Fernandão: "Vou render tudo aquilo que esperam de mim"

Kaue Freitas




Por Site Oficial/saopaulofc.net - Fernandão quer recuperar o tempo perdido no São Paulo




Fernandão começou 2011 cheio de planos. Mas dores no púbis atrapalharam o jogador. Na verdade, apenas adiaram os planos do camisa 15. Recuperado, o são-paulino não esconde sua empolgação para ajudar o time da melhor maneira possível. Fernandão, que já participou de um rachão, agora aprimora a forma física para ficar à disposição de Carpegiani.


Foram dois meses longe dos gramados. Neste período, o atacante teve como rival as dores no corpo. Dura batalha vencida por ele. Agora, momento de recuperar o tempo perdido. Empolgado e de ânimo renovado, Fernandão não titubeia ao afirmar que ainda dará muitas alegrias ao torcedor são-paulino.


"Tinha uma expectativa muito grande para esta temporada, mas logo comecei a sentir as dores. Mas agora que estou recuperado, eu tenho certeza que poderei render tudo aquilo que o São Paulo pensa em relação ao meu futebol. Vou render bastante em campo", ressaltou Fernandão.

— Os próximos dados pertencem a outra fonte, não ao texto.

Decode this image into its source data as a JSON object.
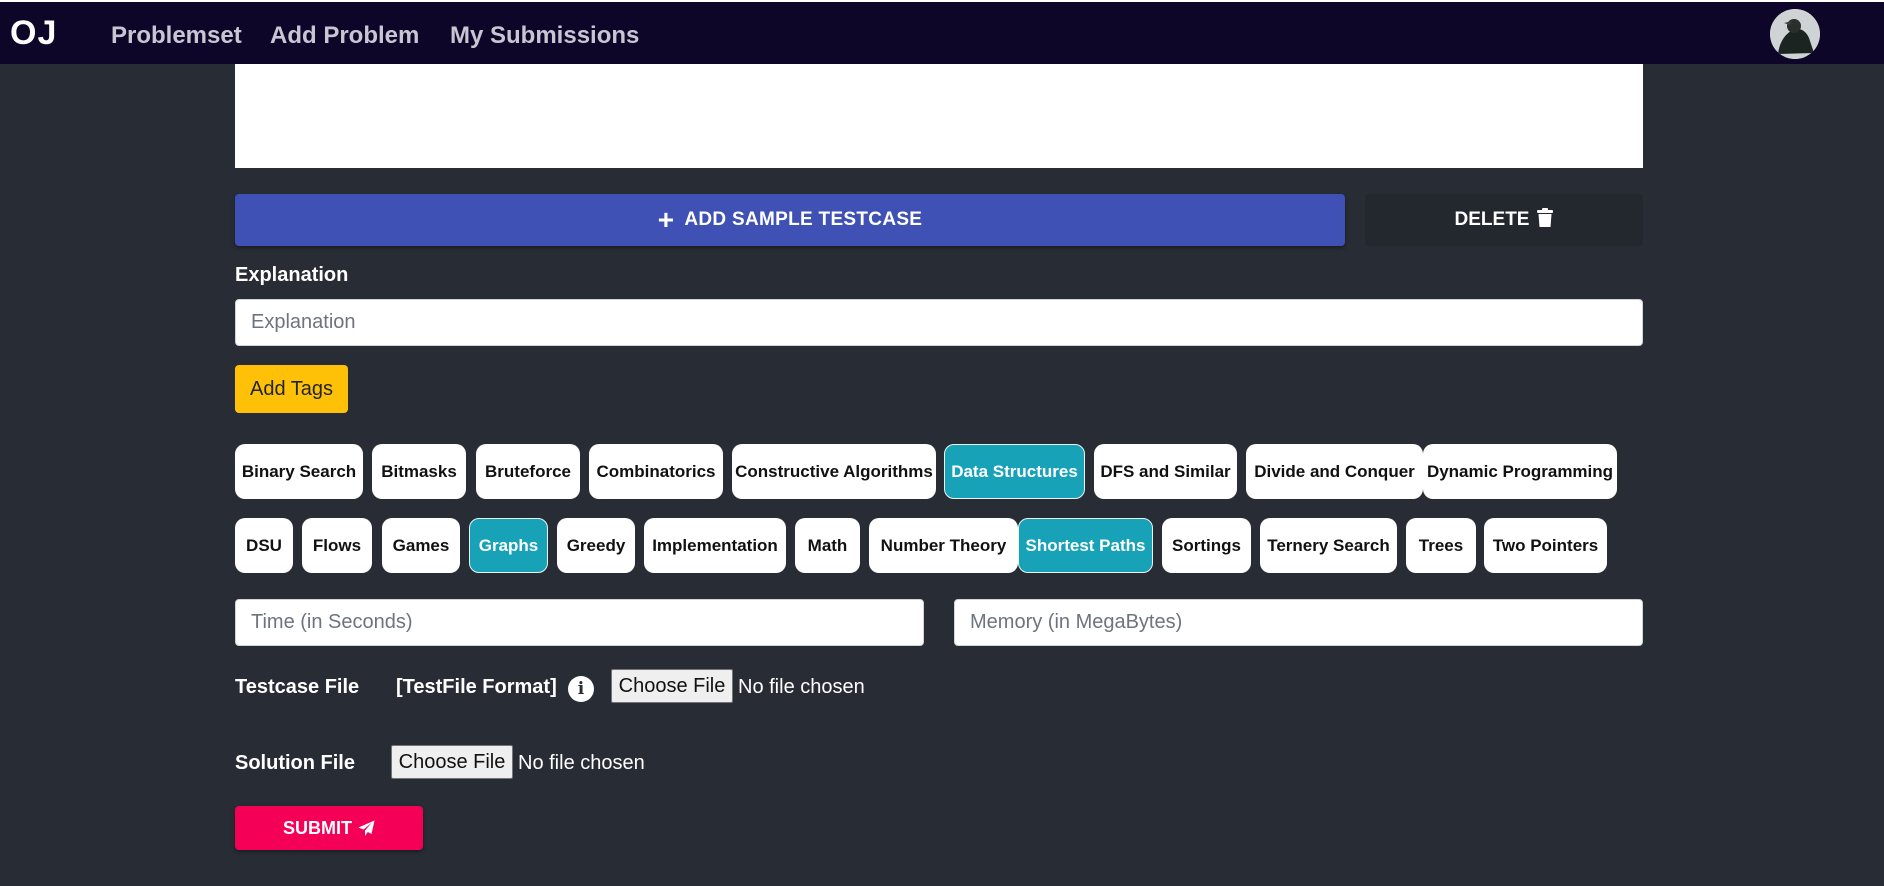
{
  "navbar": {
    "brand": "OJ",
    "links": [
      "Problemset",
      "Add Problem",
      "My Submissions"
    ]
  },
  "buttons": {
    "add_sample": "ADD SAMPLE TESTCASE",
    "delete": "DELETE",
    "add_tags": "Add Tags",
    "submit": "SUBMIT"
  },
  "explanation": {
    "label": "Explanation",
    "placeholder": "Explanation"
  },
  "tags": {
    "row1": [
      {
        "label": "Binary Search",
        "selected": false
      },
      {
        "label": "Bitmasks",
        "selected": false
      },
      {
        "label": "Bruteforce",
        "selected": false
      },
      {
        "label": "Combinatorics",
        "selected": false
      },
      {
        "label": "Constructive Algorithms",
        "selected": false
      },
      {
        "label": "Data Structures",
        "selected": true
      },
      {
        "label": "DFS and Similar",
        "selected": false
      },
      {
        "label": "Divide and Conquer",
        "selected": false
      },
      {
        "label": "Dynamic Programming",
        "selected": false
      }
    ],
    "row2": [
      {
        "label": "DSU",
        "selected": false
      },
      {
        "label": "Flows",
        "selected": false
      },
      {
        "label": "Games",
        "selected": false
      },
      {
        "label": "Graphs",
        "selected": true
      },
      {
        "label": "Greedy",
        "selected": false
      },
      {
        "label": "Implementation",
        "selected": false
      },
      {
        "label": "Math",
        "selected": false
      },
      {
        "label": "Number Theory",
        "selected": false
      },
      {
        "label": "Shortest Paths",
        "selected": true
      },
      {
        "label": "Sortings",
        "selected": false
      },
      {
        "label": "Ternery Search",
        "selected": false
      },
      {
        "label": "Trees",
        "selected": false
      },
      {
        "label": "Two Pointers",
        "selected": false
      }
    ]
  },
  "limits": {
    "time_placeholder": "Time (in Seconds)",
    "memory_placeholder": "Memory (in MegaBytes)"
  },
  "files": {
    "testcase_label": "Testcase File",
    "format_label": "[TestFile Format]",
    "choose_file": "Choose File",
    "no_file": "No file chosen",
    "solution_label": "Solution File"
  },
  "colors": {
    "background": "#282c34",
    "navbar": "#0d0628",
    "primary": "#3f51b5",
    "tag_selected": "#17a2b8",
    "warning": "#ffc107",
    "submit": "#f50057"
  }
}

O camisa 15 chegou ao Morumbi no ano passado. Logo na estreia, Fernandão brilhou na vitória por 2 a 0 sobre o Cruzeiro, no Mineirão, no jogo de ida das quartas de final da Libertadores. Feito que se repetiu no duelo de volta, no Morumbi. Com a camisa do Tricolor, ele disputou 37 jogos e marcou oito gols.

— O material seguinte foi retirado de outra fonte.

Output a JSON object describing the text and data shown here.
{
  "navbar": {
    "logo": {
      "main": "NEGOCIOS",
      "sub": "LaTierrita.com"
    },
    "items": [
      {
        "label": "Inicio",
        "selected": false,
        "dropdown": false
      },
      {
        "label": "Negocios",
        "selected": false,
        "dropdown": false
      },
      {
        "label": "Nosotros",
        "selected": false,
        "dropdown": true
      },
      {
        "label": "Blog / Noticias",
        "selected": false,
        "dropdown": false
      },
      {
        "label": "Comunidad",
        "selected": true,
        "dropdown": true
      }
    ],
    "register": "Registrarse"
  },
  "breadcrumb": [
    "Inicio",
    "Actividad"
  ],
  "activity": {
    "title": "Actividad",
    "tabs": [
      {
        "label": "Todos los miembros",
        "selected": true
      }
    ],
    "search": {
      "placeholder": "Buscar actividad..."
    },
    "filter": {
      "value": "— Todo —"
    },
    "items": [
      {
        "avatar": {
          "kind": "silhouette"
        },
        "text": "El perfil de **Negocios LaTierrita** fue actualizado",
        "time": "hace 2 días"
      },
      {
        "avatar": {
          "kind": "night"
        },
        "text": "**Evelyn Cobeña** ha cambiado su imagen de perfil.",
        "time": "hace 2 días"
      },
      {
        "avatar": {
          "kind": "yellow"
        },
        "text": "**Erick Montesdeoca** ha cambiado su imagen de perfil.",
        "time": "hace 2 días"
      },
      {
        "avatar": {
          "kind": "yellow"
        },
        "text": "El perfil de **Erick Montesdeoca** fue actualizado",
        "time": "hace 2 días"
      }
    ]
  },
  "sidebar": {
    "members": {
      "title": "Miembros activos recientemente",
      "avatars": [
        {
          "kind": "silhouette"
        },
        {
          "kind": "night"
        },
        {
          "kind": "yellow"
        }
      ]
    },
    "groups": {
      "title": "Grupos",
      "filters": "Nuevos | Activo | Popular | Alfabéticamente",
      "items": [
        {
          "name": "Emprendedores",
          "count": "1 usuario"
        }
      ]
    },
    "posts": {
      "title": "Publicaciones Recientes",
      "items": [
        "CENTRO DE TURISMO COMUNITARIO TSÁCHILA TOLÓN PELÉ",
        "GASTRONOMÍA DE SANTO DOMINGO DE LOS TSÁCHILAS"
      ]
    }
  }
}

Neste retorno, Fernandão bateu um papo sincero com a reportagem do Site Oficial. Falou sobre o longo tempo de recuperação, o apoio de todos no São Paulo, suas metas para 2011, a chegada de Luis Fabiano, o centésimo gol de Rogério Ceni... Tudo que você confere a partir de agora.

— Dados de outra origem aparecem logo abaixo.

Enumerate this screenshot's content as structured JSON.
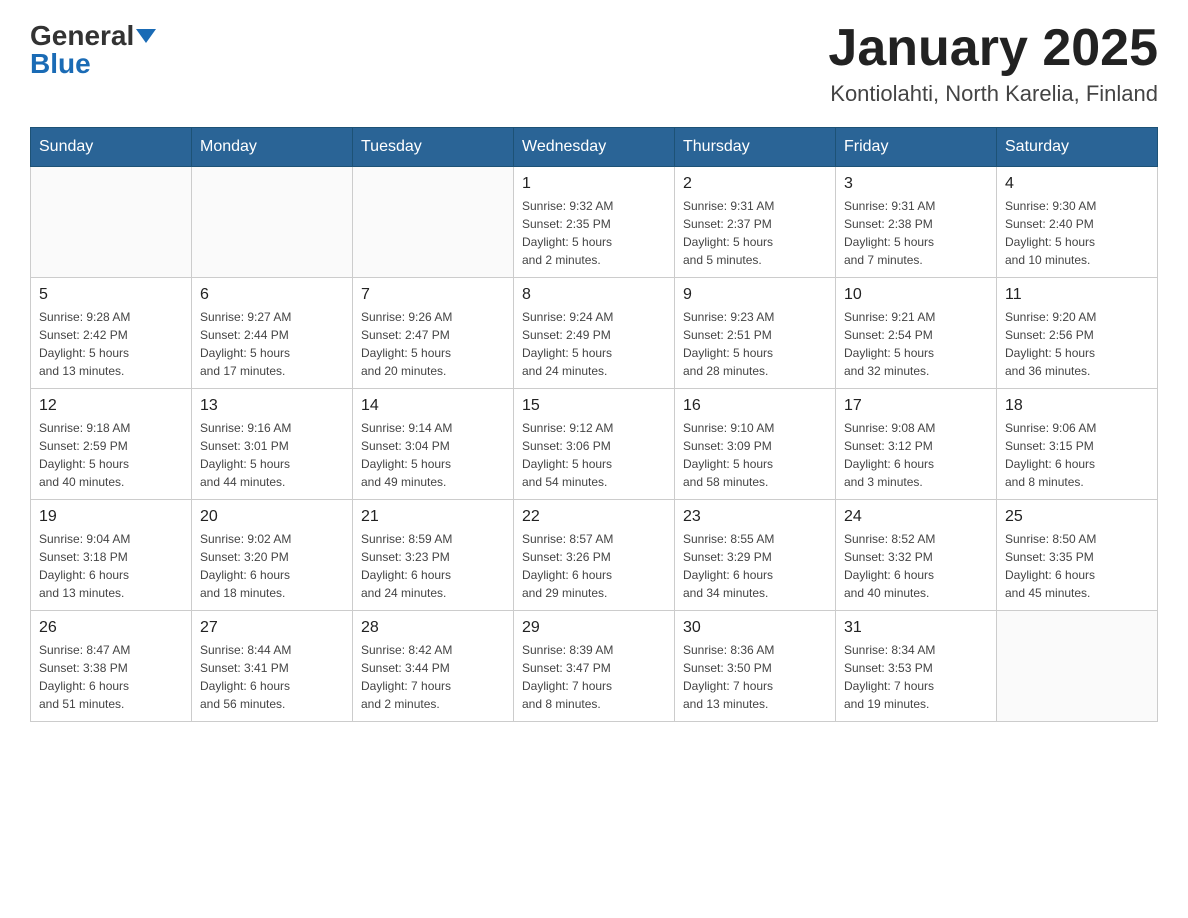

Como foi este período no REFFIS? É difícil ficar fora. Já vinha sentido estas dores e foram aumentando. O púbis sempre vai te minando. Quando falei para o Carpegiani que teria de parar, achei que fosse por uma semana só. Mas aí foram quase dois meses. Sempre chegando às 8h e saindo do CT às 18h. Fiquei meio apavorado. Depois de um mês, a dor insistiu e tivemos de mudar o planejamento. Aí melhorou.


Qual foi a coisa mais difícil: as dores ou ficar fora do time? Um pouco de tudo. Tinha aquela insegurança de achar que as dores iriam continuar. Imaginar que ela não passaria. E ver todos os dias seus companheiros no campo treinando, nos jogos, e você não estar junto. Isso é muito ruim. Isso acaba te deixando pra baixo. Mas agora as dores sumiram e o moral elevou.


Do que você mais sentiu falta? Sem dúvida nenhuma deste contato com a bola, de bater nela. De ficar sem jogar, de treinar sem sentir dor nenhuma. Na realidade, você acaba se colocando em xeque o tempo todo. Fica com a dúvida na cabeça. Quando a dor é constante e aumenta, isso atrapalha muito. Estava lutando muito contra a dor e vou voltar super bem. Sem dor nenhuma.


Sem dores, como você está fisicamente? Acredito que 90%. Tenho treinando bem, me movimentei bem no rachão (no último sábado). Mas ainda tem movimentos que vou ganhar com a parte física, nos próximos sete, dez dias. Não posso, depois de tanto tempo, ultrapassar etapas neste último momento. É hora do ajuste final. Se eu não voltar bem, vou acabar sentindo novamente.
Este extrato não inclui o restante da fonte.